By D. Ian Hopper
Associated PressAugust 22, 2000
Many countries are far from having the infrastructure to support technology companies, and economic expansion will stagnate without improvement, according to a report released Tuesday.
The report, prepared by officials responsible for worldwide Y2K readiness last year, rates 42 nations in the areas of connectivity, technological leadership, information security, worker training and business climate. Twenty-three, including China, Russia and South Africa, require substantial improvement in at least two areas before technology companies and governmental tech efforts can flourish.
"The networked world is under construction," said Bruce W. McConnell, head of McConnell International LLC, a technology consulting firm. "Smart companies will get in on the ground floor, but they should wear hard hats. The foundations are still unfinished. Many countries have not yet created the conditions that permit full participation in the digital economy." McConnell and the firm's other owner, Roslyn Docktor, led the International Y2K Cooperation Center's global Y2K readiness effort.
Estonia and Taiwan have the best ratings among all countries. Estonia has a top rating in governmental leadership, worker training and business climate. Taiwan, known for its microprocessor industry, rates high in the same areas. Central and Southern Europe - such as Bulgaria, the Czech Republic, Estonia, Italy and Hungary - are the best-rated regions in the report. All the nations have skilled and educated workers, legal protections and computer security laws that are more advanced than in many other regions. Also, the report said, governments there have taken action to promote high-tech business.

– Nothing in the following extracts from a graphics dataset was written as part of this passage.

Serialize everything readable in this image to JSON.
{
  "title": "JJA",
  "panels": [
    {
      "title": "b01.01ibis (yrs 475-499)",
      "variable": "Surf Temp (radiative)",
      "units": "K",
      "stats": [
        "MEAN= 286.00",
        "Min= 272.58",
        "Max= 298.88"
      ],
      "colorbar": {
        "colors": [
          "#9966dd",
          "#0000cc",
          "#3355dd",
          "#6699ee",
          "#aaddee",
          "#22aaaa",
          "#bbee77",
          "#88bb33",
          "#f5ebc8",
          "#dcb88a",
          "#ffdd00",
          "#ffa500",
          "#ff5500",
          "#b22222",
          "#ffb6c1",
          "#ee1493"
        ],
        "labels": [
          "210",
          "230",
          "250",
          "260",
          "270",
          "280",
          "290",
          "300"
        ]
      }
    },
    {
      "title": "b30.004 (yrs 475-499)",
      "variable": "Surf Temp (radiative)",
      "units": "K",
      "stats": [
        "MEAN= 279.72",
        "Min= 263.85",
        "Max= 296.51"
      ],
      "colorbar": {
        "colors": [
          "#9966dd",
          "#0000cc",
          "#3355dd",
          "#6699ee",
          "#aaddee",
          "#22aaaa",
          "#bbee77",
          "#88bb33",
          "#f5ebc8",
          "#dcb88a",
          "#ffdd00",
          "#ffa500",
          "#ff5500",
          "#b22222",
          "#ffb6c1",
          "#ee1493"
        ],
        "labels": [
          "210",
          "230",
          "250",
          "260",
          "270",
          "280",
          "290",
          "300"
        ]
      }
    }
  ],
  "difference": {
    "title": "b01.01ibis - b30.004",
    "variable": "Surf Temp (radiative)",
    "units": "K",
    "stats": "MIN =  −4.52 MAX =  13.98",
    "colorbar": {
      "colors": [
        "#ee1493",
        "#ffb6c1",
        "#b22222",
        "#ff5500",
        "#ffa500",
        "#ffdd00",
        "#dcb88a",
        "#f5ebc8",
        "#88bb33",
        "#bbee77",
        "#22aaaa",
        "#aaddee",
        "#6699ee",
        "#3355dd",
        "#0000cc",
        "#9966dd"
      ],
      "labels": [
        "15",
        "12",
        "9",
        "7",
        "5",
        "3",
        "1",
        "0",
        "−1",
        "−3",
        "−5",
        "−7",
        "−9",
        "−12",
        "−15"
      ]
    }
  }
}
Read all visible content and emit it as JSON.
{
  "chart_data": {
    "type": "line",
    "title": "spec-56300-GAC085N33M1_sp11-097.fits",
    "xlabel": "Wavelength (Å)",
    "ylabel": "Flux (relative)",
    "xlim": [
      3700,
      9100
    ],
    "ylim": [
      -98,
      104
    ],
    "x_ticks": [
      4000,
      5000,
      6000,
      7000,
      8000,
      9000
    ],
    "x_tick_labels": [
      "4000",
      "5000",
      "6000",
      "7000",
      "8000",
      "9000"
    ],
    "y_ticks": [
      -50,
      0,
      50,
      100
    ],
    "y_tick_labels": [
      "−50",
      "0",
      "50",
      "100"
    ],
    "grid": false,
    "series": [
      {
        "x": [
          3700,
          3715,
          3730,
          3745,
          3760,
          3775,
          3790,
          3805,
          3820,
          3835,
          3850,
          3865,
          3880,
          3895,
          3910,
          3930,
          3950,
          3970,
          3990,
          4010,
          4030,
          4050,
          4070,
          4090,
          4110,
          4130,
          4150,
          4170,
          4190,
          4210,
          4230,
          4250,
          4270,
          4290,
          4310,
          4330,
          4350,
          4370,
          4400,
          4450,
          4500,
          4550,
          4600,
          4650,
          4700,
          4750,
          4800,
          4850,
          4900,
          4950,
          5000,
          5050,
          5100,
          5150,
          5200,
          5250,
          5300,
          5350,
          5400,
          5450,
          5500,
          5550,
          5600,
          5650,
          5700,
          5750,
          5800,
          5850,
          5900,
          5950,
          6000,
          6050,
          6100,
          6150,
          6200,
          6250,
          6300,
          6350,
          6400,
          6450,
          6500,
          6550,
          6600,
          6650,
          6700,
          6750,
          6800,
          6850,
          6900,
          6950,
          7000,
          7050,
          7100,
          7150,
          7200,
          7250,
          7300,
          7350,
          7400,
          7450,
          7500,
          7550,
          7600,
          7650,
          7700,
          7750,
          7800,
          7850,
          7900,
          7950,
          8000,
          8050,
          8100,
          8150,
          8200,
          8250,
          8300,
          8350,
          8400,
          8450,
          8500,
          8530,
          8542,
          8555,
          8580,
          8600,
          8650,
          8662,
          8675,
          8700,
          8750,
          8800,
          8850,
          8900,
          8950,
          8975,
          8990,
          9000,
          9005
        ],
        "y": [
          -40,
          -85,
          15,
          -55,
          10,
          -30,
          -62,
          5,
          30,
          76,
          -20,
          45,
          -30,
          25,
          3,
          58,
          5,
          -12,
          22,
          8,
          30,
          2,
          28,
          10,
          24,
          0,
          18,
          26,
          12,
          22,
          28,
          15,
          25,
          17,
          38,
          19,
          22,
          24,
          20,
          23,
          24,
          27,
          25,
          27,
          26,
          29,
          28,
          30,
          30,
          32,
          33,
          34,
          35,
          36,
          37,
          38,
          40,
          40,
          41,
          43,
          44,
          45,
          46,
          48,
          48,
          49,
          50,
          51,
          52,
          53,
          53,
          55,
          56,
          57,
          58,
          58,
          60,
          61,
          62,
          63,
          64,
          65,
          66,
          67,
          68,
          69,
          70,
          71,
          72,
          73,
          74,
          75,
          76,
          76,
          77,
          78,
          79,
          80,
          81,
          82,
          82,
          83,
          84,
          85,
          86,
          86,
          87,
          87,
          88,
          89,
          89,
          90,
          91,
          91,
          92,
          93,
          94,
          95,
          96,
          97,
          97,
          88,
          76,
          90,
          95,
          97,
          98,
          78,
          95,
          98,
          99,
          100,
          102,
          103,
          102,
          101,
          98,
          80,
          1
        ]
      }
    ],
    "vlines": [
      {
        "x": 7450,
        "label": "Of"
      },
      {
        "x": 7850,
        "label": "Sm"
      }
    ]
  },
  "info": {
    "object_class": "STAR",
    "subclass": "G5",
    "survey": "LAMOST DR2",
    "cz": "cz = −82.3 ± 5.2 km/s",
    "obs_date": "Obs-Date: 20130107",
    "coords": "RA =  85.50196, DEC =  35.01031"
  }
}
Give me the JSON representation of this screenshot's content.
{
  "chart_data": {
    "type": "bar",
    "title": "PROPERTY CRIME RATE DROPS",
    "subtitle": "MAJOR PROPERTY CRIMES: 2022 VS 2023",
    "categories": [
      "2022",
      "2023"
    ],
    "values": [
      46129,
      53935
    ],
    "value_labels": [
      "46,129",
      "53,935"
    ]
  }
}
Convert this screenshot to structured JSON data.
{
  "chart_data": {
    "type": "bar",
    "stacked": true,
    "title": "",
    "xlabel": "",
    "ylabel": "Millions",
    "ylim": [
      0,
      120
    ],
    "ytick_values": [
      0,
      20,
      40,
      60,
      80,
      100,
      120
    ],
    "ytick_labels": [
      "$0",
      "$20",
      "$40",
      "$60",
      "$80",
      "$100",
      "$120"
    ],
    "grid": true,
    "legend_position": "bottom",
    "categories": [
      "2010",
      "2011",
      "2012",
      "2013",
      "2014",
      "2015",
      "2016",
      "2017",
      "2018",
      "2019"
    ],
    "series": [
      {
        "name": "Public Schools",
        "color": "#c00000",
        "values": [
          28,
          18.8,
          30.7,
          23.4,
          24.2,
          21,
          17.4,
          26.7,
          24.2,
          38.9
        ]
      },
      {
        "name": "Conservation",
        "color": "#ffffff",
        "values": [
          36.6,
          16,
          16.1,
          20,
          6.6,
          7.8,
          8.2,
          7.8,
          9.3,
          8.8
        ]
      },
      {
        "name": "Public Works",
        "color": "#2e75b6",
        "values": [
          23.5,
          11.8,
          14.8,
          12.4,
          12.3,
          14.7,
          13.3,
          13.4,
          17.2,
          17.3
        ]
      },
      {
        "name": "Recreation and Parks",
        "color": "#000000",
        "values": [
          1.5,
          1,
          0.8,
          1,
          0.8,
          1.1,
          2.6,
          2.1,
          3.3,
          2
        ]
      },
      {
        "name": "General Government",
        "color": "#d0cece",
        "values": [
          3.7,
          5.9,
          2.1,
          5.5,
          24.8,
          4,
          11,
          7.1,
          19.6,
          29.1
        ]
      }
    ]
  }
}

The Middle East and Africa have nearly universal infrastructure problems, according to the report. If government initiatives in Ghana take hold, the report says, the country's telecommunications industry may bloom. In 1994, Ghana was the first West African nation to be connected to the Internet. There are several cellular telephone operators and Internet providers in the nation, though very few residents have computers or Internet connections.
The report also shows how government regulations can slow high-tech development. While Saudi Arabia gained Internet access in 1994, the general population was not allowed access until January 1999. It wasn't until 1998 that laws allowed Egyptians to own a second phone line. Despite their slow starts, the report notes that the high-tech business growth rates are high and some countries, such as South Africa, are spending up to seven percent of their gross domestic product to improve Internet connectivity and infrastructure.
Major world powers are still far behind in the high-tech industry, as well, according to the report. China has insufficient infrastructure and information security to support such businesses. McConnell said China's low mark in information security is due to rampant piracy and a lack of sufficient intellectual property laws, a problem that plagues many nations. Russia rates even lower, gaining only an "average" rating in worker training but low marks in the rest of the categories.
But McConnell said that even skilled workers are a dying commodity there, as they leave the country for high-tech jobs. "The overall climate makes it difficult to retain people," he said. "The general picture in Russia is that they have a lot of work to get ready to participate in the new economy."